Meltai’s relatives in Xinjiang had waited a month before informing Zarhan of his wife’s detention, fearing that outside attention would only worsen her situation. Initially Zarhan followed their advice and kept quiet, hoping that his family would eventually be allowed to leave China. He ended his silence after a male Han Chinese official was assigned to live with his wife and son, as part of China’s “pair up and become a family” program.

“It made me crazy,” Zarhan recalls. “After that I stopped listening to her relatives and I began speaking out.” Zarhan made a number of video testimonies for Atajurt, a human rights organization in Kazakhstan, spoke to reporters from Radio Free Asia and sent appeals to the Chinese Embassy in Nur-Sultan.

This past February, Zarhan, along with four other Chinese Kazakhs whose family members have been affected by the crackdown, met with U.S. Secretary of State Mike Pompeo while he was visiting Nur-Sultan. Zarhan says that Pompeo (who has characterized China’s policies in Xinjiang as “the stain of the century”) listened attentively to his story and, with a firm handshake, promised to do whatever he could.

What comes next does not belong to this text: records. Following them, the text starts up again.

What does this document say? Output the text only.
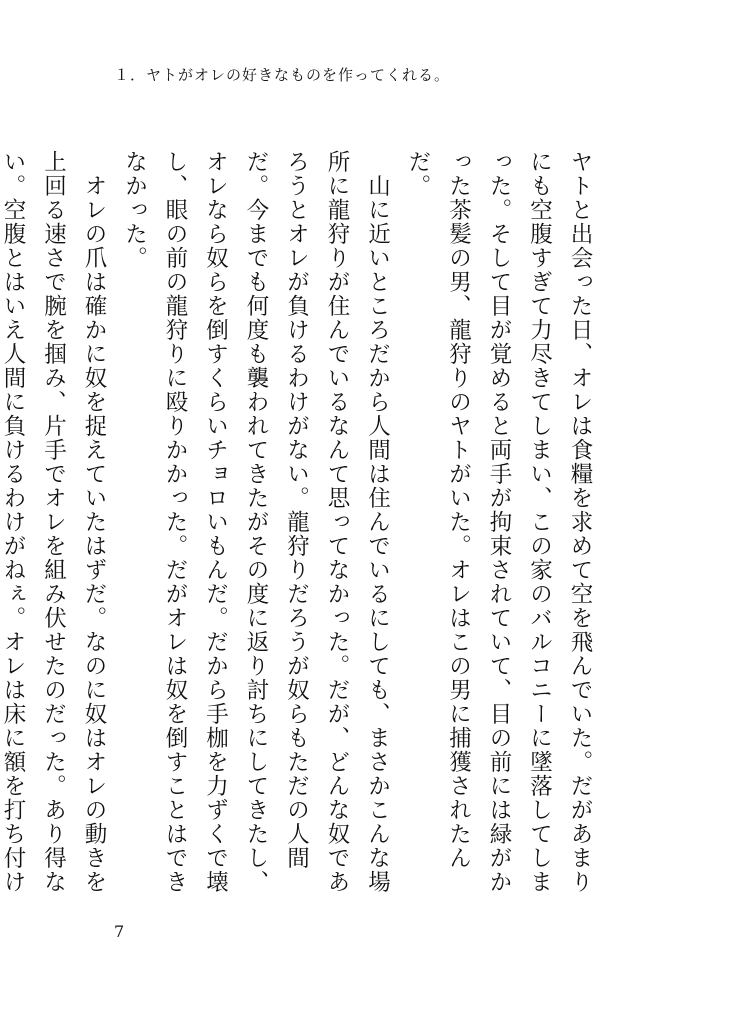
１．ヤトがオレの好きなものを作ってくれる。

ヤトと出会った日、オレは食糧を求めて空を飛んでいた。だがあまりにも空腹すぎて力尽きてしまい、この家のバルコニーに墜落してしまった。そして目が覚めると両手が拘束されていて、目の前には緑がかった茶髪の男、龍狩りのヤトがいた。オレはこの男に捕獲されたんだ。

　山に近いところだから人間は住んでいるにしても、まさかこんな場所に龍狩りが住んでいるなんて思ってなかった。だが、どんな奴であろうとオレが負けるわけがない。龍狩りだろうが奴らもただの人間だ。今までも何度も襲われてきたがその度に返り討ちにしてきたし、オレなら奴らを倒すくらいチョロいもんだ。だから手枷を力ずくで壊し、眼の前の龍狩りに殴りかかった。だがオレは奴を倒すことはできなかった。

　オレの爪は確かに奴を捉えていたはずだ。なのに奴はオレの動きを上回る速さで腕を掴み、片手でオレを組み伏せたのだった。あり得ない。空腹とはいえ人間に負けるわけがねぇ。オレは床に額を打ち付け

7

Zarhan says the Chinese authorities have responded to his activism by canceling his pension and falsely accusing him of illegally fleeing to Kazakhstan, leaving him vulnerable to the charge of holding dual citizenship (illegal in both Kazakhstan and China). In light of this pressure, Zarhan sometimes fears he could be putting his family at risk; he wonders if he himself could face repercussions, given Kazakhstan’s close ties to China. But he has made up his mind to continue speaking out. “If I remain silent,” he says, “my wife and son will never be allowed to leave […] I encourage my wife to tell me everything that is happening to her and to hold back nothing. That way, no matter what they do to her, the world will know the truth and the Chinese government can be held accountable.”

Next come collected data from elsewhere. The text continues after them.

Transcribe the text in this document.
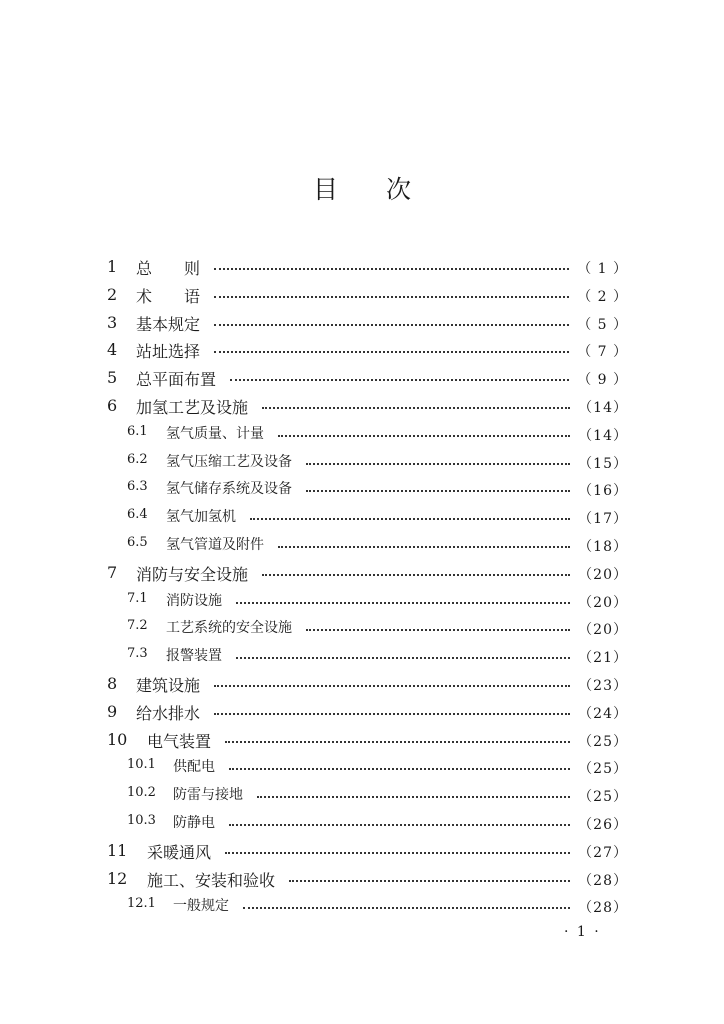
目 次
1 总　　则	（ 1 ）
2 术　　语	（ 2 ）
3 基本规定	（ 5 ）
4 站址选择	（ 7 ）
5 总平面布置	（ 9 ）
6 加氢工艺及设施	（14）
6.1 氢气质量、计量	（14）
6.2 氢气压缩工艺及设备	（15）
6.3 氢气储存系统及设备	（16）
6.4 氢气加氢机	（17）
6.5 氢气管道及附件	（18）
7 消防与安全设施	（20）
7.1 消防设施	（20）
7.2 工艺系统的安全设施	（20）
7.3 报警装置	（21）
8 建筑设施	（23）
9 给水排水	（24）
10 电气装置	（25）
10.1 供配电	（25）
10.2 防雷与接地	（25）
10.3 防静电	（26）
11 采暖通风	（27）
12 施工、安装和验收	（28）
12.1 一般规定	（28）
· 1 ·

Meltai’s health has improved and she is now able to walk. Zarhan recently recorded a video conversation with her and posted it online. She says she cannot sleep without medication. She says the Chinese authorities continue to threaten her with reincarceration if she does not stop her husband’s campaigning. Her relatives and friends have begun to shun her, fearing that they may be targeted by association. As for their son Muhtar, his outwardly normal life as a middle school teacher conceals constant fear of imprisonment.

“He is only 26,” says Zarhan, “but he has already begun to lose hair and his eyesight is failing.” Since Zarhan’s meeting with Pompeo, both his wife and son say the harassment has increased. Local party officials appear to monitor their movements through a security camera installed outside the entrance to their apartment.

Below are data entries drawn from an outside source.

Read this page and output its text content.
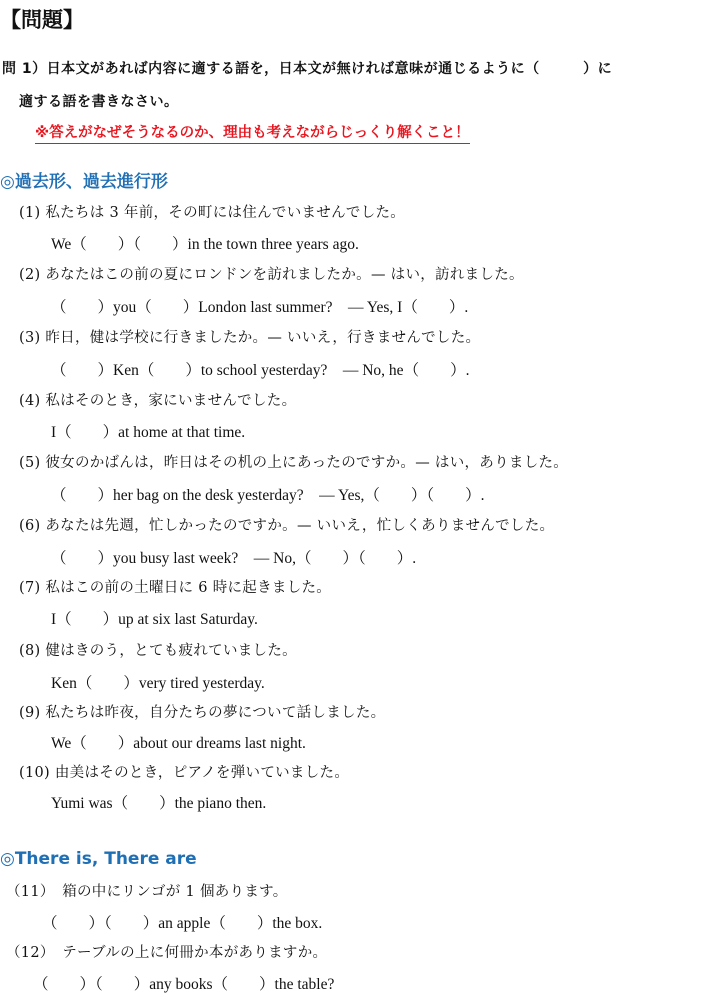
【問題】
問 1）日本文があれば内容に適する語を，日本文が無ければ意味が通じるように（　　　）に
適する語を書きなさい。
※答えがなぜそうなるのか、理由も考えながらじっくり解くこと！
◎過去形、過去進行形
(1) 私たちは 3 年前，その町には住んでいませんでした。
We（　　）（　　）in the town three years ago.
(2) あなたはこの前の夏にロンドンを訪れましたか。— はい，訪れました。
（　　）you（　　）London last summer?　— Yes, I（　　）.
(3) 昨日，健は学校に行きましたか。— いいえ，行きませんでした。
（　　）Ken（　　）to school yesterday?　— No, he（　　）.
(4) 私はそのとき，家にいませんでした。
I（　　）at home at that time.
(5) 彼女のかばんは，昨日はその机の上にあったのですか。— はい，ありました。
（　　）her bag on the desk yesterday?　— Yes,（　　）（　　）.
(6) あなたは先週，忙しかったのですか。— いいえ，忙しくありませんでした。
（　　）you busy last week?　— No,（　　）（　　）.
(7) 私はこの前の土曜日に 6 時に起きました。
I（　　）up at six last Saturday.
(8) 健はきのう，とても疲れていました。
Ken（　　）very tired yesterday.
(9) 私たちは昨夜，自分たちの夢について話しました。
We（　　）about our dreams last night.
(10) 由美はそのとき，ピアノを弾いていました。
Yumi was（　　）the piano then.
◎There is, There are
（11）　箱の中にリンゴが 1 個あります。
（　　）（　　）an apple（　　）the box.
（12）　テーブルの上に何冊か本がありますか。
（　　）（　　）any books（　　）the table?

This June Zarhan says that four officials from Xinjiang’s security bureau came to Chinggil County and met with his relatives, colleagues, friends, and casual acquaintances, urging them to sign a document describing Meltai and Zarhan as anti-Chinese “two-faced traitors.”

Knowing that he is his family’s only hope, Zarhan continues to make regular trips to Kazakhstan’s capital to protest alone outside the Chinese Embassy.

“My family has been suffering for three years,” he says. “And there are thousands of families split apart just like mine. The Chinese government needs to respect the right of families to be together and allow minorities the same rights that Han Chinese have.”